Model = GridSearchCV(pipe, param_grid=parameters, cv=5, n_jobs=12)

Here, I built a pipeline to try four different regression model (Lasso, random forest, KNN, linear regression) and a number of hyperparameters to figure out the best model. The pipeline consists of scaling, dimension reduction, and training. I added `PCA` here to avoid overfitting, but I also allowed the number of principal components to go up to 20 to avoid underfitting. I believe have the step of dimensionality reduction is very necessary since many features are highly related to each other. The hyperparameters will be chosen using 5-fold cross validation. 

Like mentioned, all properties will simply take average based on their volume after mixing. 

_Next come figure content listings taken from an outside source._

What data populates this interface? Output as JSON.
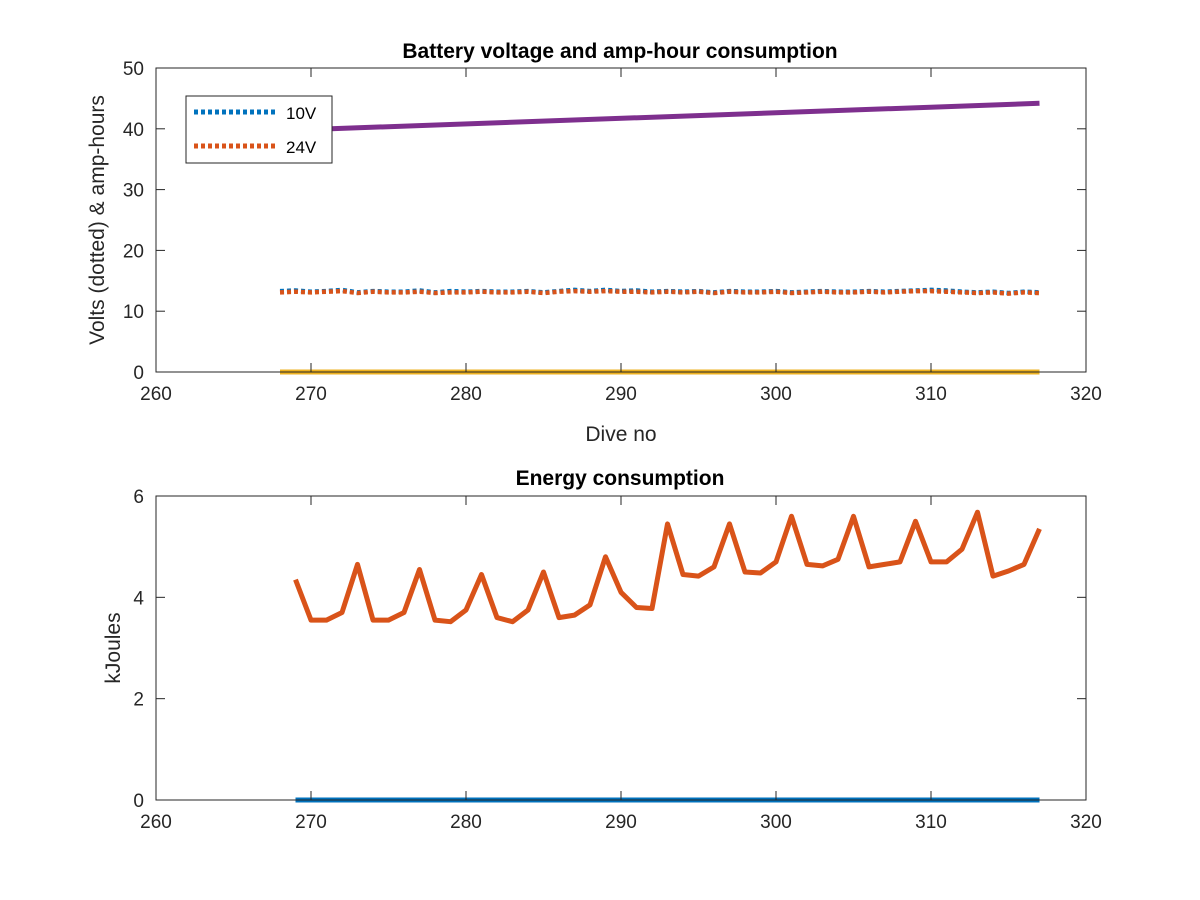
{
  "colors": {
    "blue": "#0072BD",
    "orange": "#D95319",
    "yellow": "#EDB120",
    "purple": "#7E2F8E",
    "axis": "#262626"
  },
  "chart_data": [
    {
      "type": "line",
      "title": "Battery voltage and amp-hour consumption",
      "xlabel": "Dive no",
      "ylabel": "Volts (dotted) & amp-hours",
      "xlim": [
        260,
        320
      ],
      "ylim": [
        0,
        50
      ],
      "xticks": [
        "260",
        "270",
        "280",
        "290",
        "300",
        "310",
        "320"
      ],
      "yticks": [
        "0",
        "10",
        "20",
        "30",
        "40",
        "50"
      ],
      "grid": false,
      "legend": {
        "position": "top-left",
        "entries": [
          "10V",
          "24V"
        ]
      },
      "series": [
        {
          "name": "10V",
          "style": "dotted",
          "color": "blue",
          "x": [
            268,
            269,
            270,
            271,
            272,
            273,
            274,
            275,
            276,
            277,
            278,
            279,
            280,
            281,
            282,
            283,
            284,
            285,
            286,
            287,
            288,
            289,
            290,
            291,
            292,
            293,
            294,
            295,
            296,
            297,
            298,
            299,
            300,
            301,
            302,
            303,
            304,
            305,
            306,
            307,
            308,
            309,
            310,
            311,
            312,
            313,
            314,
            315,
            316,
            317
          ],
          "y": [
            13.3,
            13.4,
            13.2,
            13.3,
            13.5,
            13.1,
            13.3,
            13.2,
            13.2,
            13.4,
            13.1,
            13.3,
            13.2,
            13.3,
            13.2,
            13.2,
            13.3,
            13.1,
            13.3,
            13.5,
            13.3,
            13.5,
            13.3,
            13.4,
            13.2,
            13.3,
            13.2,
            13.3,
            13.1,
            13.3,
            13.2,
            13.2,
            13.3,
            13.1,
            13.2,
            13.3,
            13.2,
            13.2,
            13.3,
            13.2,
            13.3,
            13.4,
            13.5,
            13.4,
            13.2,
            13.1,
            13.2,
            13.0,
            13.2,
            13.1
          ]
        },
        {
          "name": "24V",
          "style": "dotted",
          "color": "orange",
          "x": [
            268,
            269,
            270,
            271,
            272,
            273,
            274,
            275,
            276,
            277,
            278,
            279,
            280,
            281,
            282,
            283,
            284,
            285,
            286,
            287,
            288,
            289,
            290,
            291,
            292,
            293,
            294,
            295,
            296,
            297,
            298,
            299,
            300,
            301,
            302,
            303,
            304,
            305,
            306,
            307,
            308,
            309,
            310,
            311,
            312,
            313,
            314,
            315,
            316,
            317
          ],
          "y": [
            13.1,
            13.2,
            13.1,
            13.2,
            13.3,
            13.0,
            13.2,
            13.1,
            13.1,
            13.2,
            13.0,
            13.1,
            13.1,
            13.2,
            13.1,
            13.1,
            13.2,
            13.0,
            13.2,
            13.3,
            13.2,
            13.3,
            13.2,
            13.2,
            13.1,
            13.2,
            13.1,
            13.2,
            13.0,
            13.2,
            13.1,
            13.1,
            13.2,
            13.0,
            13.1,
            13.2,
            13.1,
            13.1,
            13.2,
            13.1,
            13.2,
            13.3,
            13.3,
            13.2,
            13.1,
            13.0,
            13.1,
            12.9,
            13.1,
            13.0
          ]
        },
        {
          "style": "solid",
          "color": "purple",
          "x": [
            268,
            317
          ],
          "y": [
            39.7,
            44.2
          ]
        },
        {
          "style": "solid",
          "color": "yellow",
          "x": [
            268,
            317
          ],
          "y": [
            0,
            0
          ]
        }
      ]
    },
    {
      "type": "line",
      "title": "Energy consumption",
      "xlabel": "",
      "ylabel": "kJoules",
      "xlim": [
        260,
        320
      ],
      "ylim": [
        0,
        6
      ],
      "xticks": [
        "260",
        "270",
        "280",
        "290",
        "300",
        "310",
        "320"
      ],
      "yticks": [
        "0",
        "2",
        "4",
        "6"
      ],
      "grid": false,
      "series": [
        {
          "style": "solid",
          "color": "orange",
          "x": [
            269,
            270,
            271,
            272,
            273,
            274,
            275,
            276,
            277,
            278,
            279,
            280,
            281,
            282,
            283,
            284,
            285,
            286,
            287,
            288,
            289,
            290,
            291,
            292,
            293,
            294,
            295,
            296,
            297,
            298,
            299,
            300,
            301,
            302,
            303,
            304,
            305,
            306,
            307,
            308,
            309,
            310,
            311,
            312,
            313,
            314,
            315,
            316,
            317
          ],
          "y": [
            4.35,
            3.55,
            3.55,
            3.7,
            4.65,
            3.55,
            3.55,
            3.7,
            4.55,
            3.55,
            3.52,
            3.75,
            4.45,
            3.6,
            3.52,
            3.75,
            4.5,
            3.6,
            3.65,
            3.85,
            4.8,
            4.1,
            3.8,
            3.78,
            5.45,
            4.45,
            4.42,
            4.6,
            5.45,
            4.5,
            4.48,
            4.7,
            5.6,
            4.65,
            4.62,
            4.75,
            5.6,
            4.6,
            4.65,
            4.7,
            5.5,
            4.7,
            4.7,
            4.95,
            5.68,
            4.42,
            4.52,
            4.65,
            5.35
          ]
        },
        {
          "style": "solid",
          "color": "blue",
          "x": [
            269,
            317
          ],
          "y": [
            0,
            0
          ]
        }
      ]
    }
  ]
}
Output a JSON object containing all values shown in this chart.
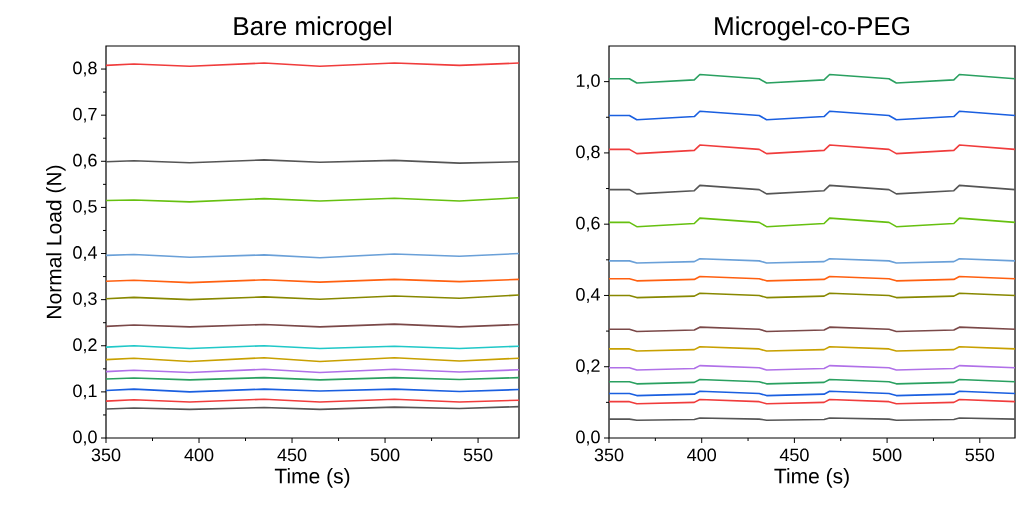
{
  "chart_data": [
    {
      "type": "line",
      "title": "Bare microgel",
      "xlabel": "Time (s)",
      "ylabel": "Normal Load (N)",
      "xlim": [
        350,
        572
      ],
      "ylim": [
        0,
        0.85
      ],
      "xticks": [
        350,
        400,
        450,
        500,
        550
      ],
      "yticks": [
        {
          "value": 0,
          "label": "0,0"
        },
        {
          "value": 0.1,
          "label": "0,1"
        },
        {
          "value": 0.2,
          "label": "0,2"
        },
        {
          "value": 0.3,
          "label": "0,3"
        },
        {
          "value": 0.4,
          "label": "0,4"
        },
        {
          "value": 0.5,
          "label": "0,5"
        },
        {
          "value": 0.6,
          "label": "0,6"
        },
        {
          "value": 0.7,
          "label": "0,7"
        },
        {
          "value": 0.8,
          "label": "0,8"
        }
      ],
      "series": [
        {
          "color": "#555555",
          "x": [
            350,
            365,
            395,
            435,
            465,
            505,
            540,
            572
          ],
          "values": [
            0.063,
            0.065,
            0.062,
            0.066,
            0.062,
            0.067,
            0.064,
            0.068
          ]
        },
        {
          "color": "#f03c3c",
          "x": [
            350,
            365,
            395,
            435,
            465,
            505,
            540,
            572
          ],
          "values": [
            0.08,
            0.083,
            0.078,
            0.084,
            0.078,
            0.084,
            0.078,
            0.082
          ]
        },
        {
          "color": "#1a5fe0",
          "x": [
            350,
            365,
            395,
            435,
            465,
            505,
            540,
            572
          ],
          "values": [
            0.103,
            0.106,
            0.1,
            0.106,
            0.102,
            0.106,
            0.101,
            0.105
          ]
        },
        {
          "color": "#2aa060",
          "x": [
            350,
            365,
            395,
            435,
            465,
            505,
            540,
            572
          ],
          "values": [
            0.128,
            0.13,
            0.126,
            0.131,
            0.126,
            0.131,
            0.127,
            0.131
          ]
        },
        {
          "color": "#b070e8",
          "x": [
            350,
            365,
            395,
            435,
            465,
            505,
            540,
            572
          ],
          "values": [
            0.144,
            0.147,
            0.142,
            0.149,
            0.142,
            0.149,
            0.143,
            0.148
          ]
        },
        {
          "color": "#c8a000",
          "x": [
            350,
            365,
            395,
            435,
            465,
            505,
            540,
            572
          ],
          "values": [
            0.17,
            0.173,
            0.166,
            0.174,
            0.166,
            0.174,
            0.167,
            0.173
          ]
        },
        {
          "color": "#20c8c8",
          "x": [
            350,
            365,
            395,
            435,
            465,
            505,
            540,
            572
          ],
          "values": [
            0.197,
            0.2,
            0.194,
            0.2,
            0.194,
            0.199,
            0.194,
            0.199
          ]
        },
        {
          "color": "#7a4848",
          "x": [
            350,
            365,
            395,
            435,
            465,
            505,
            540,
            572
          ],
          "values": [
            0.242,
            0.245,
            0.241,
            0.246,
            0.241,
            0.247,
            0.241,
            0.246
          ]
        },
        {
          "color": "#888800",
          "x": [
            350,
            365,
            395,
            435,
            465,
            505,
            540,
            572
          ],
          "values": [
            0.302,
            0.305,
            0.3,
            0.306,
            0.301,
            0.308,
            0.303,
            0.31
          ]
        },
        {
          "color": "#ff6010",
          "x": [
            350,
            365,
            395,
            435,
            465,
            505,
            540,
            572
          ],
          "values": [
            0.34,
            0.342,
            0.337,
            0.343,
            0.338,
            0.344,
            0.339,
            0.344
          ]
        },
        {
          "color": "#6aa0d8",
          "x": [
            350,
            365,
            395,
            435,
            465,
            505,
            540,
            572
          ],
          "values": [
            0.396,
            0.398,
            0.392,
            0.397,
            0.391,
            0.399,
            0.394,
            0.4
          ]
        },
        {
          "color": "#66c010",
          "x": [
            350,
            365,
            395,
            435,
            465,
            505,
            540,
            572
          ],
          "values": [
            0.515,
            0.516,
            0.512,
            0.519,
            0.514,
            0.52,
            0.514,
            0.521
          ]
        },
        {
          "color": "#555555",
          "x": [
            350,
            365,
            395,
            435,
            465,
            505,
            540,
            572
          ],
          "values": [
            0.599,
            0.601,
            0.597,
            0.603,
            0.598,
            0.602,
            0.596,
            0.599
          ]
        },
        {
          "color": "#f03c3c",
          "x": [
            350,
            365,
            395,
            435,
            465,
            505,
            540,
            572
          ],
          "values": [
            0.808,
            0.811,
            0.806,
            0.813,
            0.806,
            0.813,
            0.808,
            0.813
          ]
        }
      ]
    },
    {
      "type": "line",
      "title": "Microgel-co-PEG",
      "xlabel": "Time (s)",
      "xlim": [
        350,
        569
      ],
      "ylim": [
        0,
        1.1
      ],
      "xticks": [
        350,
        400,
        450,
        500,
        550
      ],
      "yticks": [
        {
          "value": 0,
          "label": "0,0"
        },
        {
          "value": 0.2,
          "label": "0,2"
        },
        {
          "value": 0.4,
          "label": "0,4"
        },
        {
          "value": 0.6,
          "label": "0,6"
        },
        {
          "value": 0.8,
          "label": "0,8"
        },
        {
          "value": 1.0,
          "label": "1,0"
        }
      ],
      "series": [
        {
          "color": "#555555",
          "x": [
            350,
            361,
            365,
            396,
            399,
            431,
            435,
            466,
            469,
            501,
            505,
            536,
            539,
            569
          ],
          "values": [
            0.053,
            0.053,
            0.05,
            0.052,
            0.056,
            0.053,
            0.05,
            0.052,
            0.056,
            0.053,
            0.05,
            0.052,
            0.056,
            0.053
          ]
        },
        {
          "color": "#f03c3c",
          "x": [
            350,
            361,
            365,
            396,
            399,
            431,
            435,
            466,
            469,
            501,
            505,
            536,
            539,
            569
          ],
          "values": [
            0.102,
            0.102,
            0.096,
            0.1,
            0.108,
            0.102,
            0.096,
            0.1,
            0.108,
            0.102,
            0.096,
            0.1,
            0.108,
            0.102
          ]
        },
        {
          "color": "#1a5fe0",
          "x": [
            350,
            361,
            365,
            396,
            399,
            431,
            435,
            466,
            469,
            501,
            505,
            536,
            539,
            569
          ],
          "values": [
            0.125,
            0.125,
            0.119,
            0.123,
            0.131,
            0.125,
            0.119,
            0.123,
            0.131,
            0.125,
            0.119,
            0.123,
            0.131,
            0.125
          ]
        },
        {
          "color": "#2aa060",
          "x": [
            350,
            361,
            365,
            396,
            399,
            431,
            435,
            466,
            469,
            501,
            505,
            536,
            539,
            569
          ],
          "values": [
            0.158,
            0.158,
            0.152,
            0.156,
            0.164,
            0.158,
            0.152,
            0.156,
            0.164,
            0.158,
            0.152,
            0.156,
            0.164,
            0.158
          ]
        },
        {
          "color": "#b070e8",
          "x": [
            350,
            361,
            365,
            396,
            399,
            431,
            435,
            466,
            469,
            501,
            505,
            536,
            539,
            569
          ],
          "values": [
            0.197,
            0.197,
            0.191,
            0.195,
            0.203,
            0.197,
            0.191,
            0.195,
            0.203,
            0.197,
            0.191,
            0.195,
            0.203,
            0.197
          ]
        },
        {
          "color": "#c8a000",
          "x": [
            350,
            361,
            365,
            396,
            399,
            431,
            435,
            466,
            469,
            501,
            505,
            536,
            539,
            569
          ],
          "values": [
            0.25,
            0.25,
            0.244,
            0.248,
            0.256,
            0.25,
            0.244,
            0.248,
            0.256,
            0.25,
            0.244,
            0.248,
            0.256,
            0.25
          ]
        },
        {
          "color": "#7a4848",
          "x": [
            350,
            361,
            365,
            396,
            399,
            431,
            435,
            466,
            469,
            501,
            505,
            536,
            539,
            569
          ],
          "values": [
            0.305,
            0.305,
            0.299,
            0.303,
            0.311,
            0.305,
            0.299,
            0.303,
            0.311,
            0.305,
            0.299,
            0.303,
            0.311,
            0.305
          ]
        },
        {
          "color": "#888800",
          "x": [
            350,
            361,
            365,
            396,
            399,
            431,
            435,
            466,
            469,
            501,
            505,
            536,
            539,
            569
          ],
          "values": [
            0.4,
            0.4,
            0.394,
            0.398,
            0.406,
            0.4,
            0.394,
            0.398,
            0.406,
            0.4,
            0.394,
            0.398,
            0.406,
            0.4
          ]
        },
        {
          "color": "#ff6010",
          "x": [
            350,
            361,
            365,
            396,
            399,
            431,
            435,
            466,
            469,
            501,
            505,
            536,
            539,
            569
          ],
          "values": [
            0.447,
            0.447,
            0.441,
            0.445,
            0.453,
            0.447,
            0.441,
            0.445,
            0.453,
            0.447,
            0.441,
            0.445,
            0.453,
            0.447
          ]
        },
        {
          "color": "#6aa0d8",
          "x": [
            350,
            361,
            365,
            396,
            399,
            431,
            435,
            466,
            469,
            501,
            505,
            536,
            539,
            569
          ],
          "values": [
            0.497,
            0.497,
            0.491,
            0.495,
            0.503,
            0.497,
            0.491,
            0.495,
            0.503,
            0.497,
            0.491,
            0.495,
            0.503,
            0.497
          ]
        },
        {
          "color": "#66c010",
          "x": [
            350,
            361,
            365,
            396,
            399,
            431,
            435,
            466,
            469,
            501,
            505,
            536,
            539,
            569
          ],
          "values": [
            0.605,
            0.605,
            0.593,
            0.602,
            0.617,
            0.605,
            0.593,
            0.602,
            0.617,
            0.605,
            0.593,
            0.602,
            0.617,
            0.605
          ]
        },
        {
          "color": "#555555",
          "x": [
            350,
            361,
            365,
            396,
            399,
            431,
            435,
            466,
            469,
            501,
            505,
            536,
            539,
            569
          ],
          "values": [
            0.697,
            0.697,
            0.685,
            0.694,
            0.709,
            0.697,
            0.685,
            0.694,
            0.709,
            0.697,
            0.685,
            0.694,
            0.709,
            0.697
          ]
        },
        {
          "color": "#f03c3c",
          "x": [
            350,
            361,
            365,
            396,
            399,
            431,
            435,
            466,
            469,
            501,
            505,
            536,
            539,
            569
          ],
          "values": [
            0.81,
            0.81,
            0.798,
            0.807,
            0.822,
            0.81,
            0.798,
            0.807,
            0.822,
            0.81,
            0.798,
            0.807,
            0.822,
            0.81
          ]
        },
        {
          "color": "#1a5fe0",
          "x": [
            350,
            361,
            365,
            396,
            399,
            431,
            435,
            466,
            469,
            501,
            505,
            536,
            539,
            569
          ],
          "values": [
            0.905,
            0.905,
            0.893,
            0.902,
            0.917,
            0.905,
            0.893,
            0.902,
            0.917,
            0.905,
            0.893,
            0.902,
            0.917,
            0.905
          ]
        },
        {
          "color": "#2aa060",
          "x": [
            350,
            361,
            365,
            396,
            399,
            431,
            435,
            466,
            469,
            501,
            505,
            536,
            539,
            569
          ],
          "values": [
            1.008,
            1.008,
            0.996,
            1.005,
            1.02,
            1.008,
            0.996,
            1.005,
            1.02,
            1.008,
            0.996,
            1.005,
            1.02,
            1.008
          ]
        }
      ]
    }
  ]
}
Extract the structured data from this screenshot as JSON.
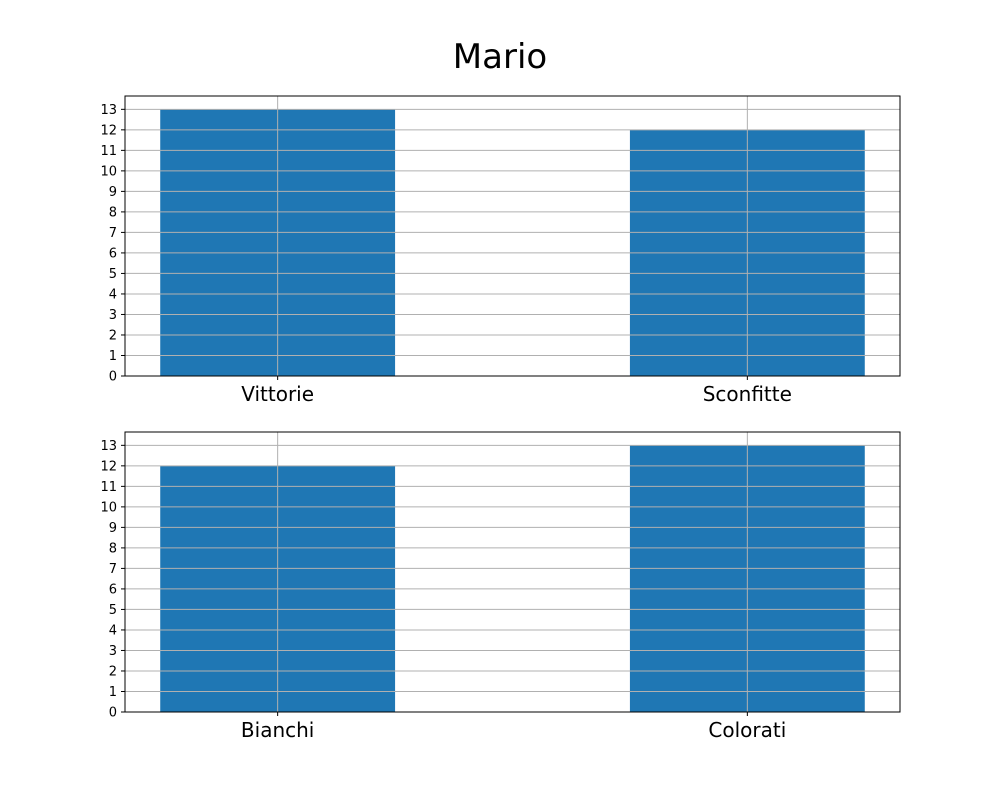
{
  "figure": {
    "title": "Mario"
  },
  "chart_data": [
    {
      "type": "bar",
      "categories": [
        "Vittorie",
        "Sconfitte"
      ],
      "values": [
        13,
        12
      ],
      "ylim": [
        0,
        13.65
      ],
      "yticks": [
        0,
        1,
        2,
        3,
        4,
        5,
        6,
        7,
        8,
        9,
        10,
        11,
        12,
        13
      ],
      "grid": true,
      "bar_color": "#1f77b4"
    },
    {
      "type": "bar",
      "categories": [
        "Bianchi",
        "Colorati"
      ],
      "values": [
        12,
        13
      ],
      "ylim": [
        0,
        13.65
      ],
      "yticks": [
        0,
        1,
        2,
        3,
        4,
        5,
        6,
        7,
        8,
        9,
        10,
        11,
        12,
        13
      ],
      "grid": true,
      "bar_color": "#1f77b4"
    }
  ]
}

### 4. Model Deployment and UI

I deployed the model using Flask. The details can be viewed in `main.py`. To see the final product, simply run `python main.py` in the terminal or using the `flask run` command. In short, you may choose any two crude oils from CrudeMonitor, and specify their volume to be mixed. The predicted distillation profile will be returned. 

![interface1.png](attachment:f2a3f019-7400-4283-9c48-47eb117ff0d4.png)

![interface2.png](attachment:16eb59b1-138e-49c8-a319-c6182d43ea72.png)

### 5. Further comments 

The whole process of web crawling, data cleaning, modelling, tuning, and UI launching can all be automated by running `main.py`. More work needs to be done to incorperate testing into the automated process. Further, I solely relied on data from CrudeMonitor in this case, thus more data sources can be used if identified. It is hard for me to find any good data about crude oil distillation profiles outside of CrudeMonitor, so some simple experiments can be conducted to collect more data. Due to the relative lack of data, the predicted results might be off in some cases. 

To put a dollar value to the error of my prediction, we can look at the predicted temparature and check how oil has evaporated, and comapre that to the actually percentage of oil evaporated at that temparature. The difference in the percentages times the input volumes, times crude oil price at the given time, will be the lost dollar revenue from the error. 

Also tests need to be added to confirm the completeness of the program. I skipped this step due to time constraints, but it is highly recommended to include some simple tests before deployment.